Dalene von Delft was referred to him with resistance to isoniazide, rifampicin, ethambutol and ethionamide. He expected her to do well on a 6-drug course plus injectable amikacin, which he monitored closely with bi-weekly audiograms. 'She converted very quickly to negative sputums (within two weeks) and it was fairly localised - but after two and a half months her audiograms deteriorated while she subjectively noted that her hearing was worsening,' he explained.
Von Delft readily agreed to stop the amikacin since her disease was improving, but feared that continuing without substitution was dicey. However, there were no available or affordable substitutes at the time. 'With somebody doing well there's always the risk of failure or relapse if you weaken the regime,' explained Willcox. Enter Diacon, another world-class senior colleague, who pushed the application for bedaquiline through, 'not strictly for compassionate use in terms of a failing treatment, but to maintain the improvement she was having,' Willcox stipulated.
Von Delft's husband, Arne, developed pleuritis two months after she was diagnosed with MDR TB and fell sick with flu-like symptoms four times over the ensuing two years. He told Izindaba that he had trusted his immune system and adapted his lifestyle accordingly, 'deferring all exams, overtime and night work'. While tests showed that his body had been exposed to TB, nothing developed and he has remained asymptomatic, with chest X-rays normal.
Today, the von Delfts passionately back Willcox's views on slack TB prevention practice in the field, including 'unnecessary' tours of MDR TB hospitals offered to medical students.
From TB 'victim' to global activist
Speaking on the eve of a flight to New Jersey in the USA (12 January) to make yet another global appeal for more TB drugs - this time at a Janssen leadership summit - Dalene von Delft says her abiding emotions post-cure are simple happiness and gratitude for being healthy. 'It's amazing to be healthy ... that's really changed me.
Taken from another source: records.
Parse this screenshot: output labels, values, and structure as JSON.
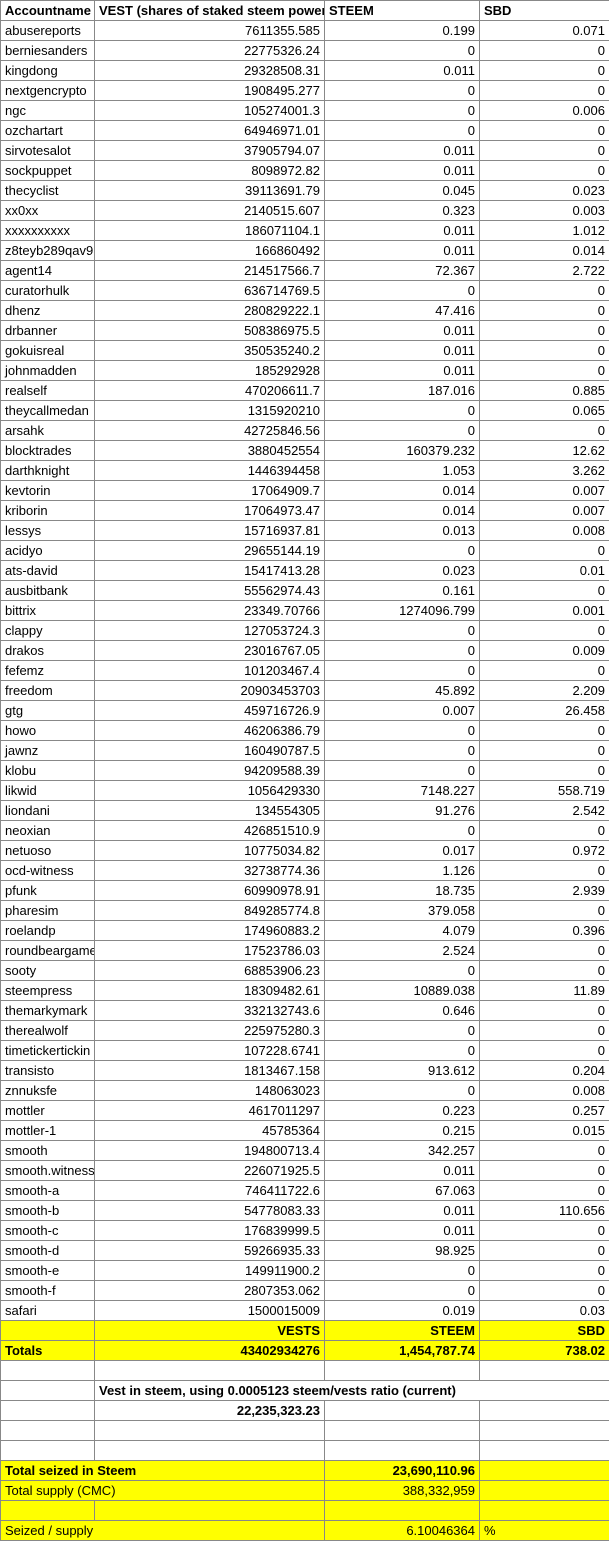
{
  "headers": {
    "accountname": "Accountname",
    "vest": "VEST (shares of staked steem power)",
    "steem": "STEEM",
    "sbd": "SBD"
  },
  "rows": [
    {
      "name": "abusereports",
      "vest": "7611355.585",
      "steem": "0.199",
      "sbd": "0.071"
    },
    {
      "name": "berniesanders",
      "vest": "22775326.24",
      "steem": "0",
      "sbd": "0"
    },
    {
      "name": "kingdong",
      "vest": "29328508.31",
      "steem": "0.011",
      "sbd": "0"
    },
    {
      "name": "nextgencrypto",
      "vest": "1908495.277",
      "steem": "0",
      "sbd": "0"
    },
    {
      "name": "ngc",
      "vest": "105274001.3",
      "steem": "0",
      "sbd": "0.006"
    },
    {
      "name": "ozchartart",
      "vest": "64946971.01",
      "steem": "0",
      "sbd": "0"
    },
    {
      "name": "sirvotesalot",
      "vest": "37905794.07",
      "steem": "0.011",
      "sbd": "0"
    },
    {
      "name": "sockpuppet",
      "vest": "8098972.82",
      "steem": "0.011",
      "sbd": "0"
    },
    {
      "name": "thecyclist",
      "vest": "39113691.79",
      "steem": "0.045",
      "sbd": "0.023"
    },
    {
      "name": "xx0xx",
      "vest": "2140515.607",
      "steem": "0.323",
      "sbd": "0.003"
    },
    {
      "name": "xxxxxxxxxx",
      "vest": "186071104.1",
      "steem": "0.011",
      "sbd": "1.012"
    },
    {
      "name": "z8teyb289qav9",
      "vest": "166860492",
      "steem": "0.011",
      "sbd": "0.014"
    },
    {
      "name": "agent14",
      "vest": "214517566.7",
      "steem": "72.367",
      "sbd": "2.722"
    },
    {
      "name": "curatorhulk",
      "vest": "636714769.5",
      "steem": "0",
      "sbd": "0"
    },
    {
      "name": "dhenz",
      "vest": "280829222.1",
      "steem": "47.416",
      "sbd": "0"
    },
    {
      "name": "drbanner",
      "vest": "508386975.5",
      "steem": "0.011",
      "sbd": "0"
    },
    {
      "name": "gokuisreal",
      "vest": "350535240.2",
      "steem": "0.011",
      "sbd": "0"
    },
    {
      "name": "johnmadden",
      "vest": "185292928",
      "steem": "0.011",
      "sbd": "0"
    },
    {
      "name": "realself",
      "vest": "470206611.7",
      "steem": "187.016",
      "sbd": "0.885"
    },
    {
      "name": "theycallmedan",
      "vest": "1315920210",
      "steem": "0",
      "sbd": "0.065"
    },
    {
      "name": "arsahk",
      "vest": "42725846.56",
      "steem": "0",
      "sbd": "0"
    },
    {
      "name": "blocktrades",
      "vest": "3880452554",
      "steem": "160379.232",
      "sbd": "12.62"
    },
    {
      "name": "darthknight",
      "vest": "1446394458",
      "steem": "1.053",
      "sbd": "3.262"
    },
    {
      "name": "kevtorin",
      "vest": "17064909.7",
      "steem": "0.014",
      "sbd": "0.007"
    },
    {
      "name": "kriborin",
      "vest": "17064973.47",
      "steem": "0.014",
      "sbd": "0.007"
    },
    {
      "name": "lessys",
      "vest": "15716937.81",
      "steem": "0.013",
      "sbd": "0.008"
    },
    {
      "name": "acidyo",
      "vest": "29655144.19",
      "steem": "0",
      "sbd": "0"
    },
    {
      "name": "ats-david",
      "vest": "15417413.28",
      "steem": "0.023",
      "sbd": "0.01"
    },
    {
      "name": "ausbitbank",
      "vest": "55562974.43",
      "steem": "0.161",
      "sbd": "0"
    },
    {
      "name": "bittrix",
      "vest": "23349.70766",
      "steem": "1274096.799",
      "sbd": "0.001"
    },
    {
      "name": "clappy",
      "vest": "127053724.3",
      "steem": "0",
      "sbd": "0"
    },
    {
      "name": "drakos",
      "vest": "23016767.05",
      "steem": "0",
      "sbd": "0.009"
    },
    {
      "name": "fefemz",
      "vest": "101203467.4",
      "steem": "0",
      "sbd": "0"
    },
    {
      "name": "freedom",
      "vest": "20903453703",
      "steem": "45.892",
      "sbd": "2.209"
    },
    {
      "name": "gtg",
      "vest": "459716726.9",
      "steem": "0.007",
      "sbd": "26.458"
    },
    {
      "name": "howo",
      "vest": "46206386.79",
      "steem": "0",
      "sbd": "0"
    },
    {
      "name": "jawnz",
      "vest": "160490787.5",
      "steem": "0",
      "sbd": "0"
    },
    {
      "name": "klobu",
      "vest": "94209588.39",
      "steem": "0",
      "sbd": "0"
    },
    {
      "name": "likwid",
      "vest": "1056429330",
      "steem": "7148.227",
      "sbd": "558.719"
    },
    {
      "name": "liondani",
      "vest": "134554305",
      "steem": "91.276",
      "sbd": "2.542"
    },
    {
      "name": "neoxian",
      "vest": "426851510.9",
      "steem": "0",
      "sbd": "0"
    },
    {
      "name": "netuoso",
      "vest": "10775034.82",
      "steem": "0.017",
      "sbd": "0.972"
    },
    {
      "name": "ocd-witness",
      "vest": "32738774.36",
      "steem": "1.126",
      "sbd": "0"
    },
    {
      "name": "pfunk",
      "vest": "60990978.91",
      "steem": "18.735",
      "sbd": "2.939"
    },
    {
      "name": "pharesim",
      "vest": "849285774.8",
      "steem": "379.058",
      "sbd": "0"
    },
    {
      "name": "roelandp",
      "vest": "174960883.2",
      "steem": "4.079",
      "sbd": "0.396"
    },
    {
      "name": "roundbeargames",
      "vest": "17523786.03",
      "steem": "2.524",
      "sbd": "0"
    },
    {
      "name": "sooty",
      "vest": "68853906.23",
      "steem": "0",
      "sbd": "0"
    },
    {
      "name": "steempress",
      "vest": "18309482.61",
      "steem": "10889.038",
      "sbd": "11.89"
    },
    {
      "name": "themarkymark",
      "vest": "332132743.6",
      "steem": "0.646",
      "sbd": "0"
    },
    {
      "name": "therealwolf",
      "vest": "225975280.3",
      "steem": "0",
      "sbd": "0"
    },
    {
      "name": "timetickertickin",
      "vest": "107228.6741",
      "steem": "0",
      "sbd": "0"
    },
    {
      "name": "transisto",
      "vest": "1813467.158",
      "steem": "913.612",
      "sbd": "0.204"
    },
    {
      "name": "znnuksfe",
      "vest": "148063023",
      "steem": "0",
      "sbd": "0.008"
    },
    {
      "name": "mottler",
      "vest": "4617011297",
      "steem": "0.223",
      "sbd": "0.257"
    },
    {
      "name": "mottler-1",
      "vest": "45785364",
      "steem": "0.215",
      "sbd": "0.015"
    },
    {
      "name": "smooth",
      "vest": "194800713.4",
      "steem": "342.257",
      "sbd": "0"
    },
    {
      "name": "smooth.witness",
      "vest": "226071925.5",
      "steem": "0.011",
      "sbd": "0"
    },
    {
      "name": "smooth-a",
      "vest": "746411722.6",
      "steem": "67.063",
      "sbd": "0"
    },
    {
      "name": "smooth-b",
      "vest": "54778083.33",
      "steem": "0.011",
      "sbd": "110.656"
    },
    {
      "name": "smooth-c",
      "vest": "176839999.5",
      "steem": "0.011",
      "sbd": "0"
    },
    {
      "name": "smooth-d",
      "vest": "59266935.33",
      "steem": "98.925",
      "sbd": "0"
    },
    {
      "name": "smooth-e",
      "vest": "149911900.2",
      "steem": "0",
      "sbd": "0"
    },
    {
      "name": "smooth-f",
      "vest": "2807353.062",
      "steem": "0",
      "sbd": "0"
    },
    {
      "name": "safari",
      "vest": "1500015009",
      "steem": "0.019",
      "sbd": "0.03"
    }
  ],
  "totals_header": {
    "vests": "VESTS",
    "steem": "STEEM",
    "sbd": "SBD"
  },
  "totals": {
    "label": "Totals",
    "vests": "43402934276",
    "steem": "1,454,787.74",
    "sbd": "738.02"
  },
  "ratio_label": "Vest in steem, using 0.0005123 steem/vests ratio (current)",
  "ratio_value": "22,235,323.23",
  "seized_label": "Total seized in Steem",
  "seized_value": "23,690,110.96",
  "supply_label": "Total supply (CMC)",
  "supply_value": "388,332,959",
  "seized_supply_label": "Seized / supply",
  "seized_supply_value": "6.10046364",
  "percent": "%"
}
The little complaints you had about life seem so insignificant.' The couple will shortly be travelling again, this time as guests of USAID, to Washington DC for a 'TB Week' conference from 18 - 24 March (International TB day is on 24 March).
Far from limiting Dalene von Delft's horizons, MDR TB seems to have significantly widened them - good news for the majority of her less fortunate fellow South Africans.